The data, however, say otherwise. Given all the trash-talking of California and trumpeting of Texas’ prospects one reads, it’s a bit startling to look at trends in real G.D.P. and employment between 2010 and the eve of the pandemic and discover that California and Texas had essentially the same growth rates. It’s also startling, given all the talk about people fleeing high taxes, to learn that highly educated, high-income workers — who do indeed pay higher taxes in California than in most other parts of the U.S. — were continuing to migrate into the state.
California’s experience, in other words, gives the lie to conservative claims that taxing the rich and spending more on social programs destroys prosperity. And the state didn’t just achieve rapid economic growth; its effective implementation of Obamacare helped it reduce the number of its residents without health insurance much more rapidly than the rest of the country.
OK, there are some important shadows on this picture. Even as affluent workers continued to move to California, lower-income workers — who actually pay lower taxes in California than they do in Texas — were moving out. This was surely in large part because of the high price of housing, which has become a huge problem.
Despite overall economic success, California has the nation’s highest poverty rate (when you measure it properly), largely because of high housing costs: The median apartment in San Francisco rents for more than twice as much as an apartment in any Texas city. California also has a lot of homelessness, for the same reason.
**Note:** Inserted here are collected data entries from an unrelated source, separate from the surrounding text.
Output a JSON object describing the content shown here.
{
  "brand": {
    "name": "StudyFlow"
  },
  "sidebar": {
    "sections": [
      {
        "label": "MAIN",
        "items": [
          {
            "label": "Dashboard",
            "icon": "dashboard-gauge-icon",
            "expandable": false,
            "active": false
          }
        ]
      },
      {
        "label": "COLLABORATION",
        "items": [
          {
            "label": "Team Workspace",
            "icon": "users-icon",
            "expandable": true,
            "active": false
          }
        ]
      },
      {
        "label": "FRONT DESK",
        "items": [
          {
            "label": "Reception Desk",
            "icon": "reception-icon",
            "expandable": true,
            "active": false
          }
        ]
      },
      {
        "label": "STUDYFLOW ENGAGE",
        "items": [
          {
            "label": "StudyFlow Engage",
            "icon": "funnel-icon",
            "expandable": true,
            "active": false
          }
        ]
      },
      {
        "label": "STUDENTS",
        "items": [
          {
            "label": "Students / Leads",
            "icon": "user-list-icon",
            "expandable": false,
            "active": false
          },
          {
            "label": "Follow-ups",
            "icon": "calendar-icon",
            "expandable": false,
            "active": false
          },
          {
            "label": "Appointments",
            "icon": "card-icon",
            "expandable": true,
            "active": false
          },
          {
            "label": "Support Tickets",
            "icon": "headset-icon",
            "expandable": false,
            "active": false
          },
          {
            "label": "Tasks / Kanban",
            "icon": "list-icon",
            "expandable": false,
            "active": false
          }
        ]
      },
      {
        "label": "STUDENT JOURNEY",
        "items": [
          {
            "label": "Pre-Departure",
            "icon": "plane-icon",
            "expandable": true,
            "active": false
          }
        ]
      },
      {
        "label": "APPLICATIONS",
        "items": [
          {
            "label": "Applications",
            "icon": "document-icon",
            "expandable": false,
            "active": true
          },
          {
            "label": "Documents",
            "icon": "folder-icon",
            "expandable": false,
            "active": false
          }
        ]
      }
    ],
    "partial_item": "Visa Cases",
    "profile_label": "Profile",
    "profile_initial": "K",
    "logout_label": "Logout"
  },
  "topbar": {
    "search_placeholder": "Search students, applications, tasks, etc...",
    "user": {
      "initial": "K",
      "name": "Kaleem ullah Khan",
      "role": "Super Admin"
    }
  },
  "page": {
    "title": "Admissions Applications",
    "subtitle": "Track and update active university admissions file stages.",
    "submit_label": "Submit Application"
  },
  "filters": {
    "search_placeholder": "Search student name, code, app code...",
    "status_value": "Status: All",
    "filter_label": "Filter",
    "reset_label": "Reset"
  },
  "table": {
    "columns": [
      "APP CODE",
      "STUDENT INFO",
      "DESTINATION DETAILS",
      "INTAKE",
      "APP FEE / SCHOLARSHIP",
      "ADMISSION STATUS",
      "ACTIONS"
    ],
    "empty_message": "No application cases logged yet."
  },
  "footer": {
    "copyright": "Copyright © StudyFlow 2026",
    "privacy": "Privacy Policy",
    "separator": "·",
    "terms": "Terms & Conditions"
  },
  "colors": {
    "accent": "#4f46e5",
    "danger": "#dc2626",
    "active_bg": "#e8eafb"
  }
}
What’s behind California’s housing nightmare? Runaway NIMBYism, which has blocked new housing construction. California’s economic performance matched that of Texas in the 2010s, but it issued far fewer building permits despite having a larger population. California gained three million jobs between 2010 and 2019 but added fewer than 700,000 housing units.
NIMBYism, however, happens to be one of the few major issues that cut right across party lines. Conservatives are as likely as liberals to oppose housing construction; some progressives — among them Governor Newsom — are strong advocates of housing expansion. So California’s big policy failure shouldn’t be an issue in this recall election. What’s on the line are its policy successes.
If Californians choose to turn their backs on these successes, well, that’s their right. The danger now is that the state won’t choose — that it will stumble into MAGAland via a bizarre recall process and lack of attention.